Meet our new students: Aviril “Apple” Sepulveda OTD ’16
August 26, 2015
In advance of the USC Chan Division’s 2015 White Coat Ceremony on Friday, Aug. 28, we’re profiling three of the newest Trojan Family members: incoming occupational therapy students. Today, meet Aviril “Apple” Sepulveda OTD ’16
Clinical Events International Students
It’s more than 7,000 miles, or an 18-hour airline flight, from Los Angeles to Cebu City, the second largest city in the Philippines. But in the heart and mind of Aviril Sepulveda, an incoming student in the USC Chan Division’s doctor of occupational therapy degree program, it’s infinitely closer.
Sepulveda, better known as “Apple” to her friends, was born, raised and educated in the Philippines.
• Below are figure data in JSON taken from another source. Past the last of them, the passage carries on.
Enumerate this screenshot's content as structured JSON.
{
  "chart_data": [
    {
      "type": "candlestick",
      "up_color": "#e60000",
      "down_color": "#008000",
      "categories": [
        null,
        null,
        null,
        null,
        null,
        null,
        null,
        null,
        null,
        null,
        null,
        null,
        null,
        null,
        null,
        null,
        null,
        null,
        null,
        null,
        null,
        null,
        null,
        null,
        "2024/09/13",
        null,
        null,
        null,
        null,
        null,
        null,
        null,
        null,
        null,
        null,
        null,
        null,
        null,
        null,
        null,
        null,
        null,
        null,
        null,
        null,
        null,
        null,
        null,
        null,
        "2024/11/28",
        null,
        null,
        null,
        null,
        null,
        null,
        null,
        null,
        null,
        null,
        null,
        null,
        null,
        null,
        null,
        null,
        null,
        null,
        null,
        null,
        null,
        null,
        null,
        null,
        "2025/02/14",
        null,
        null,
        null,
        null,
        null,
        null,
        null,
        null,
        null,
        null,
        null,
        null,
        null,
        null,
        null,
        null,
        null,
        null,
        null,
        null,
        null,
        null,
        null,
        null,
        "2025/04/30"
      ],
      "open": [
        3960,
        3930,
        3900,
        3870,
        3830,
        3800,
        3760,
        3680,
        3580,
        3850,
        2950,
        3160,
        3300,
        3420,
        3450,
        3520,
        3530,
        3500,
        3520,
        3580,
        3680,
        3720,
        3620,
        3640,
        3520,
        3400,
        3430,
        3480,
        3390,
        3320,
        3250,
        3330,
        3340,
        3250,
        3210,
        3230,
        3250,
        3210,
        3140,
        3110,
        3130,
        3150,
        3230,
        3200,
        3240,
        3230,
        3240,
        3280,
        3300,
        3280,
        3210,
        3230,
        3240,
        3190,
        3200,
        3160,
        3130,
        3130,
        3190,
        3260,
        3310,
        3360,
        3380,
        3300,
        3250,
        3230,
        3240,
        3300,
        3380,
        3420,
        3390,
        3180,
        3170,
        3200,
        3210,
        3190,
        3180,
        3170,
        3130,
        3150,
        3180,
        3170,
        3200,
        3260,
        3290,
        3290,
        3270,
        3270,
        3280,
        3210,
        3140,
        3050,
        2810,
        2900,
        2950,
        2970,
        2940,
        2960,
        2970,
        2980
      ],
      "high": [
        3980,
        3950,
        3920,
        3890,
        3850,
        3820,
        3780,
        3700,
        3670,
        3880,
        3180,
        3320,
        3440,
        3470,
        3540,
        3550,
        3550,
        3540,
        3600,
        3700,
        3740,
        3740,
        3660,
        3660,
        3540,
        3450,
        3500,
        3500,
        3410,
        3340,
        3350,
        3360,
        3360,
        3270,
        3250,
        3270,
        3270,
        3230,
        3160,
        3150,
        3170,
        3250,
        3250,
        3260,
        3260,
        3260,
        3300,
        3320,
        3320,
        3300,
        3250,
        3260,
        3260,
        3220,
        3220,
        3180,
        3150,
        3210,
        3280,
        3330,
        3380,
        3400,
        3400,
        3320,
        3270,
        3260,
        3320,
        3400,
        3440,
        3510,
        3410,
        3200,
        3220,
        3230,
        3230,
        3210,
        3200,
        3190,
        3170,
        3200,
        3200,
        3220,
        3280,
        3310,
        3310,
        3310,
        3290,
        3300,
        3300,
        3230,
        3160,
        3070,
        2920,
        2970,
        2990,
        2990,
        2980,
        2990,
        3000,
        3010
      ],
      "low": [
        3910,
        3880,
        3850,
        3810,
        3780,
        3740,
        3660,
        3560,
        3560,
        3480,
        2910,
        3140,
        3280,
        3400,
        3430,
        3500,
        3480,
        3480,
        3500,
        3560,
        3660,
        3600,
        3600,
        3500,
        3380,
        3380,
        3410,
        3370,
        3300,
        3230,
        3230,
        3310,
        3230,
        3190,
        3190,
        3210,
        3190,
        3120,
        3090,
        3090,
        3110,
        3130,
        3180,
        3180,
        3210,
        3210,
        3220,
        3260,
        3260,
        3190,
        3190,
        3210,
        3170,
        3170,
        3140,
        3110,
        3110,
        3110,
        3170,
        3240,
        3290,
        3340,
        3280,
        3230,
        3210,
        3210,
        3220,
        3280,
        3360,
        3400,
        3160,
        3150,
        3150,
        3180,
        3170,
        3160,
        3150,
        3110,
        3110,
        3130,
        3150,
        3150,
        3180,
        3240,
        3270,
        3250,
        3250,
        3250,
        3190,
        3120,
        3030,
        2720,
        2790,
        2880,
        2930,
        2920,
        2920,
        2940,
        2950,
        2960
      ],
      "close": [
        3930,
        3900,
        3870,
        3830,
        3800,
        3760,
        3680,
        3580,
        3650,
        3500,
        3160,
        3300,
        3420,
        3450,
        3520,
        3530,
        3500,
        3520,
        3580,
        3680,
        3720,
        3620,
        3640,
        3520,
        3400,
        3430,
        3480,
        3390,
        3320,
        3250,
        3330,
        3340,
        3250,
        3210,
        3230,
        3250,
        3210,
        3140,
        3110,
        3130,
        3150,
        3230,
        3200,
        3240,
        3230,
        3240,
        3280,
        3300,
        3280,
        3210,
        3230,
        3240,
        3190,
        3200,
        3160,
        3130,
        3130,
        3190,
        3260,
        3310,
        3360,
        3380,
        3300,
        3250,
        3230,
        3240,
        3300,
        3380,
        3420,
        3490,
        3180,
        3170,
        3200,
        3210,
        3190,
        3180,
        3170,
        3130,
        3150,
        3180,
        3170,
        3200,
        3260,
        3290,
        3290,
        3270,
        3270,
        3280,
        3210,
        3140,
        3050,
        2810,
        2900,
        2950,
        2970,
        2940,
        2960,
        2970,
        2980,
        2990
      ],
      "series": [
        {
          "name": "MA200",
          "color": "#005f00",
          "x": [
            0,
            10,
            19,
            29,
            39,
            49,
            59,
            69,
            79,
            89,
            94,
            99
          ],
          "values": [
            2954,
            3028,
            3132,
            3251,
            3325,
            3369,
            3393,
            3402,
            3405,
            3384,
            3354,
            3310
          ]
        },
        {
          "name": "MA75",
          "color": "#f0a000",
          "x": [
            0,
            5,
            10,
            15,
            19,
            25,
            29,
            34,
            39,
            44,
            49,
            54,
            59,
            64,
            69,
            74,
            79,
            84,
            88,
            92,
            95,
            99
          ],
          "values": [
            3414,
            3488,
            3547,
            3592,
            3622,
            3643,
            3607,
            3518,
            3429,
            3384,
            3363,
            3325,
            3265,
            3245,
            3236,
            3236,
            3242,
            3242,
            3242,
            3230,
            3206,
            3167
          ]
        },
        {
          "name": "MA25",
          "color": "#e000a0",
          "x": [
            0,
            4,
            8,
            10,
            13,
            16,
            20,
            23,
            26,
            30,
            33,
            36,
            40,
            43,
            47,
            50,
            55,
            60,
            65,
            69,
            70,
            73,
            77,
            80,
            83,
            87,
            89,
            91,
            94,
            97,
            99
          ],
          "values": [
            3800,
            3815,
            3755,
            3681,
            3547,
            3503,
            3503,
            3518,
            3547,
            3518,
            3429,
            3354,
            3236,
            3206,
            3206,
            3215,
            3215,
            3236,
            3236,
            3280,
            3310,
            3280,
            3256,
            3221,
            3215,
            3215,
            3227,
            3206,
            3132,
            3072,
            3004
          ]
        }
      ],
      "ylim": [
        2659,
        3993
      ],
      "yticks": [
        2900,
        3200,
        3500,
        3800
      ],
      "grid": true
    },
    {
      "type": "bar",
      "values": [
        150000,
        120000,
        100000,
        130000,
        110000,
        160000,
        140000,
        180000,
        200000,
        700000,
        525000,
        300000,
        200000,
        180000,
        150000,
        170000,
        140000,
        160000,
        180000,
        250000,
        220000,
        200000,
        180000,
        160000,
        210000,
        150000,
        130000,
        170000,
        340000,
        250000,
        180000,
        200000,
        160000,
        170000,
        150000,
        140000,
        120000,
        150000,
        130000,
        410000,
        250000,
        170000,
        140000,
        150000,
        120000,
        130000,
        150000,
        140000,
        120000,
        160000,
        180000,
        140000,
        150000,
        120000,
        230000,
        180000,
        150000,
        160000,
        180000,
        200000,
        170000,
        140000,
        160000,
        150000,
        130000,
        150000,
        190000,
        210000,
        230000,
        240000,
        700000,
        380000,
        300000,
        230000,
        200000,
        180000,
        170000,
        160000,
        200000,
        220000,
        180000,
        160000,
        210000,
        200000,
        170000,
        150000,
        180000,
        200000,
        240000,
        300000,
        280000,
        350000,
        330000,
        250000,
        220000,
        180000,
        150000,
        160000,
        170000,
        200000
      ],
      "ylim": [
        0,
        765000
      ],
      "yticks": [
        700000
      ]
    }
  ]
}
She received her bachelor’s degree in occupational therapy from Velez College in Cebu City and came to the United States on a work visa in 2003. What she encountered when she arrived stateside opened her eyes to far greater potential — both for her career and for her own self.
“Being foreign-trained, occupational therapy [in the United States] was so different to me,” Sepulveda admits.
In the Philippines, her training seemed merely a first step on her path to an eventual medical degree. But in America, she discovered that occupational therapy wasn’t a stepping stone but a calling. “Occupational therapy was a great way to come to the U.S. for better opportunity, a better life,” she recalls.
During the dozen years since, Sepulveda has indeed grown to become a bona fide pediatric therapy specialist.
She has been a traveling therapist and works part-time at Children’s Hospital Los Angeles, where she provides outpatient services and has collaborated with pulmonology staff on research using VitalStim, a neuromuscular electrical stimulation modality, to treat dysphagia. She is also the director of rehabilitation at Totally Kids, a sub-acute facility in the San Fernando Valley, providing advanced care to medically fragile children often with complications such as tracheostomy tubes and mechanical ventilators. Thanks in part to her leadership, patient volume there has significantly grown.
Yet when Sepulveda celebrates her entrance into the USC Chan Division’s doctoral program at Friday’s White Coat Ceremony, her mind will most likely be focused on children living half a world away. That’s because her primary motivation to return to higher education is to improve the quality of life for Filipino children in her homeland.
Sepulveda certainly has her work cut out for her. In the mountainous rural areas outside of Cebu City especially, financial resources are constrained and healthcare infrastructure, access and education leaves much to be desired. As a result, occupational therapy is little appreciated and rarely delivered, which means children who might benefit from occupational therapy intervention develop greater degrees of otherwise avoidable disability.
But alongside her sister and USC alumna Bernardine “Berry” Sepulveda-Nikkel MA ’10, who lives in Cebu City and operates a private pediatric clinic there, Sepulveda has already begun turning the tide. “We are very grassroots, we have to be,” says Sepulveda.
Their efforts include regular outreach in remote villages where they coordinate, evaluate, consult with and educate local families. Sepulveda has also translated an evaluation questionnaire into Cebuano, a regional dialect related to similar Filipino languages, and also trains day care workers.
Sepulveda hopes that she will be able to successfully apply the education, skills and network that she will develop as a USC Chan doctoral student to service delivery models that can make an immediate and long-lasting impact back in the Philippines.
“My motivation is to further my education and background in order to prevent disability in the Philippines,” Sepulveda says, “by bringing knowledge, early awareness and intervention.”